Productivity++

Matt Wean
Kiavi Tech
Published in
4 min readAug 30, 2016
Source: xkcd: Time Management

Bob spends his time in and out of meetings and jumping between tasks. At the end of most days, he feels exhausted and frazzled, despite hardly accomplishing anything.

Sally has hours each day of uninterrupted time focused on her most important tasks. She goes home relaxed and happy with her progress.

This is the difference between managing your time efficiently and being constantly interrupted by meetings, Slack, or Twitter. An hour of flow is vastly more productive than an hour peppered with distractions, which is why Sally is so much more effective than Bob. Here are some techniques you can use to be more like Sally.

Identify the Problem

Before you can improve your productivity, you have to track where your time is going. You can’t improve what you don’t measure. Use an app that records the applications, web pages, and documents you use throughout the day. A great, free option is RescueTime. After a few days, you’ll have a baseline for how you spend your time and what detracts from work on important tasks.

Meetings

The first step to increase your productive time is to reduce the number of meetings you attend. Look back at your calendar and rate how valuable each one was, then cut out any that weren’t a good use of your time.

Now that you’ve eliminated extra meetings, you can make the necessary ones more efficient.

These schedules have the same total meeting time, but the second gives you more uninterrupted time

Pack your meetings. Nothing kills your momentum like having to stop for a meeting. Prevent this by scheduling them back-to-back. It’s worth the extra time to coordinate.

Set up meeting-free days. A couple teams at LendingHome recently started to schedule no-meeting days. This opens up huge swaths of time for tackling big problems. If you can’t get other teams to do this, you can schedule an all-day event to reduce the chances of someone putting time on your calendar.

Interruptions

Once you have big, open blocks of time, the next step is to put them to good use. According to the author of a study on the effects of interruptions on work, “it takes an average of 23 minutes and 15 seconds to get back to” what you were working on. This is just wasted time, so you should set up tools and systems to avoid it at all costs:

  • Turn off email notifications You can keep the icon badge, but hearing a ding or seeing the notification flash on your screen will pull you out of flow.
  • Mute Slack channels Permanently mute any channels you can, then snooze all notifications when you’re really trying to focus.
  • Hide your apps Seeing Slack or Twitter updates, even out of the corner of your eye, can distract you. Avoid this by only keeping apps relevant to your work visible.
  • Block distractions For a little extra support, try an app like SelfControl to block distracting websites for a set time period.

Meditation

Meditation (specifically Mindfulness) has been shown to not only reduce stress, but improve concentration and resist distractions. Just 10 minutes a day with a guided meditation app like Headspace will make it much easier to focus. It may seem like magical thinking, but try it one week to see if it works for you.

Pomodoro Technique

The Pomodoro technique is a simple system where you focus completely on a task for short bursts:

  1. Pick a task and work on it for 25 minutes.
  2. Take a five-minute break.
  3. Repeat.
  4. Every fourth Pomodoro, take a 15-minute break instead of five.

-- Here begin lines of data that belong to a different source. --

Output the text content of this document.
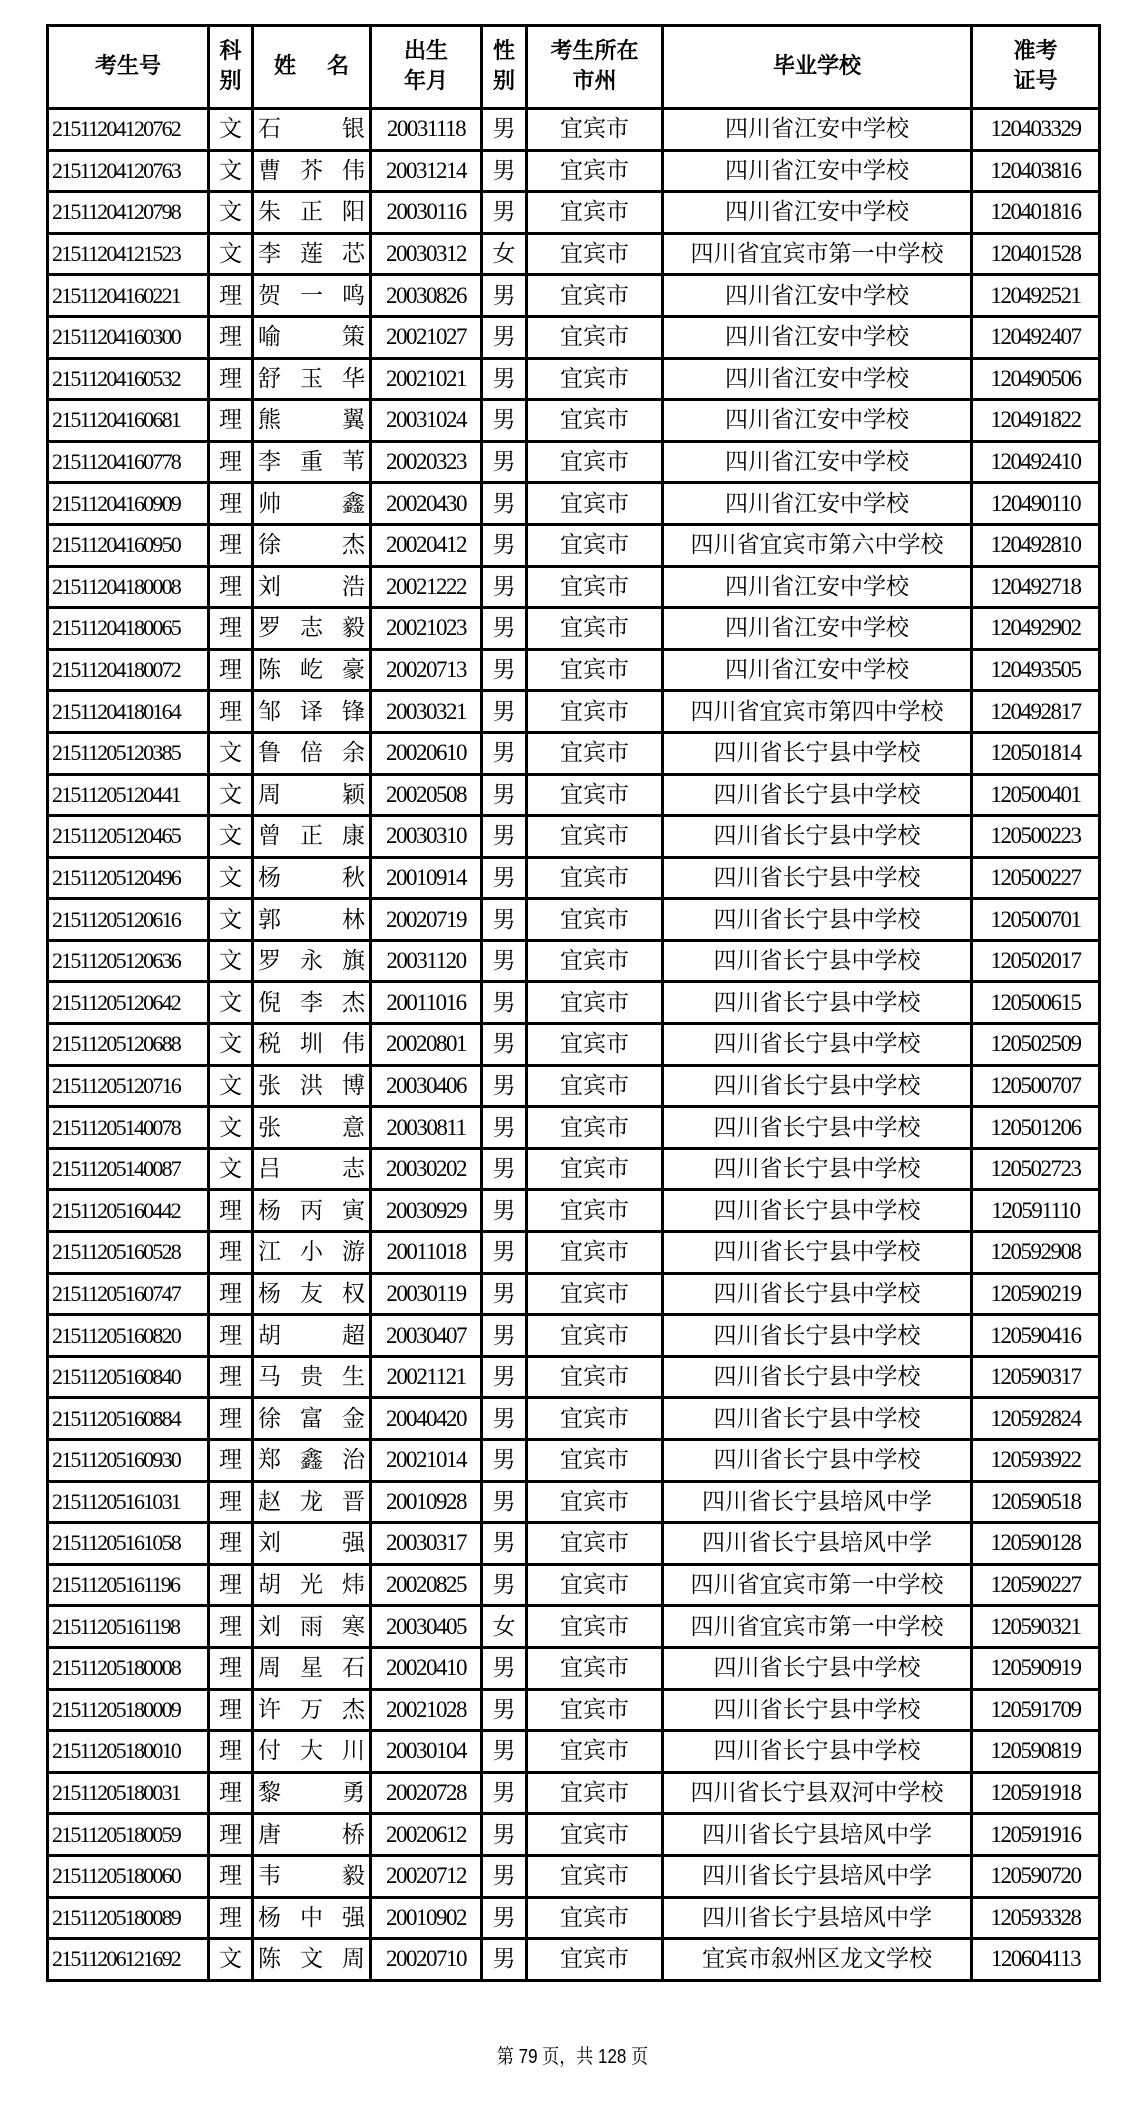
考生号	科别	姓 名	出生年月	性别	考生所在市州	毕业学校	准考证号
21511204120762	文	石银	20031118	男	宜宾市	四川省江安中学校	120403329
21511204120763	文	曹芥伟	20031214	男	宜宾市	四川省江安中学校	120403816
21511204120798	文	朱正阳	20030116	男	宜宾市	四川省江安中学校	120401816
21511204121523	文	李莲芯	20030312	女	宜宾市	四川省宜宾市第一中学校	120401528
21511204160221	理	贺一鸣	20030826	男	宜宾市	四川省江安中学校	120492521
21511204160300	理	喻策	20021027	男	宜宾市	四川省江安中学校	120492407
21511204160532	理	舒玉华	20021021	男	宜宾市	四川省江安中学校	120490506
21511204160681	理	熊翼	20031024	男	宜宾市	四川省江安中学校	120491822
21511204160778	理	李重苇	20020323	男	宜宾市	四川省江安中学校	120492410
21511204160909	理	帅鑫	20020430	男	宜宾市	四川省江安中学校	120490110
21511204160950	理	徐杰	20020412	男	宜宾市	四川省宜宾市第六中学校	120492810
21511204180008	理	刘浩	20021222	男	宜宾市	四川省江安中学校	120492718
21511204180065	理	罗志毅	20021023	男	宜宾市	四川省江安中学校	120492902
21511204180072	理	陈屹豪	20020713	男	宜宾市	四川省江安中学校	120493505
21511204180164	理	邹译锋	20030321	男	宜宾市	四川省宜宾市第四中学校	120492817
21511205120385	文	鲁倍余	20020610	男	宜宾市	四川省长宁县中学校	120501814
21511205120441	文	周颖	20020508	男	宜宾市	四川省长宁县中学校	120500401
21511205120465	文	曾正康	20030310	男	宜宾市	四川省长宁县中学校	120500223
21511205120496	文	杨秋	20010914	男	宜宾市	四川省长宁县中学校	120500227
21511205120616	文	郭林	20020719	男	宜宾市	四川省长宁县中学校	120500701
21511205120636	文	罗永旗	20031120	男	宜宾市	四川省长宁县中学校	120502017
21511205120642	文	倪李杰	20011016	男	宜宾市	四川省长宁县中学校	120500615
21511205120688	文	税圳伟	20020801	男	宜宾市	四川省长宁县中学校	120502509
21511205120716	文	张洪博	20030406	男	宜宾市	四川省长宁县中学校	120500707
21511205140078	文	张意	20030811	男	宜宾市	四川省长宁县中学校	120501206
21511205140087	文	吕志	20030202	男	宜宾市	四川省长宁县中学校	120502723
21511205160442	理	杨丙寅	20030929	男	宜宾市	四川省长宁县中学校	120591110
21511205160528	理	江小游	20011018	男	宜宾市	四川省长宁县中学校	120592908
21511205160747	理	杨友权	20030119	男	宜宾市	四川省长宁县中学校	120590219
21511205160820	理	胡超	20030407	男	宜宾市	四川省长宁县中学校	120590416
21511205160840	理	马贵生	20021121	男	宜宾市	四川省长宁县中学校	120590317
21511205160884	理	徐富金	20040420	男	宜宾市	四川省长宁县中学校	120592824
21511205160930	理	郑鑫治	20021014	男	宜宾市	四川省长宁县中学校	120593922
21511205161031	理	赵龙晋	20010928	男	宜宾市	四川省长宁县培风中学	120590518
21511205161058	理	刘强	20030317	男	宜宾市	四川省长宁县培风中学	120590128
21511205161196	理	胡光炜	20020825	男	宜宾市	四川省宜宾市第一中学校	120590227
21511205161198	理	刘雨寒	20030405	女	宜宾市	四川省宜宾市第一中学校	120590321
21511205180008	理	周星石	20020410	男	宜宾市	四川省长宁县中学校	120590919
21511205180009	理	许万杰	20021028	男	宜宾市	四川省长宁县中学校	120591709
21511205180010	理	付大川	20030104	男	宜宾市	四川省长宁县中学校	120590819
21511205180031	理	黎勇	20020728	男	宜宾市	四川省长宁县双河中学校	120591918
21511205180059	理	唐桥	20020612	男	宜宾市	四川省长宁县培风中学	120591916
21511205180060	理	韦毅	20020712	男	宜宾市	四川省长宁县培风中学	120590720
21511205180089	理	杨中强	20010902	男	宜宾市	四川省长宁县培风中学	120593328
21511206121692	文	陈文周	20020710	男	宜宾市	宜宾市叙州区龙文学校	120604113
第 79 页，共 128 页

It doesn’t seem like much, but this is a powerful tool for achieving flow. The key is you only have to resist distractions for a short period, which makes it much easier. Also, by picking a specific task to work on, you avoid costly context switches. You also get improved visibility into how long tasks take, which helps with your estimation ability. There are many apps to manage Pomodoros; the one I’m using is tomatoes.

Go and Try It!

Try implementing a few of these techniques into your process and see how they affect your productivity. Remember that your goal is to have long, uninterrupted blocks of time where you focus on one task at a time and stay in flow as long as possible. You’ll be amazed at how much more you accomplish.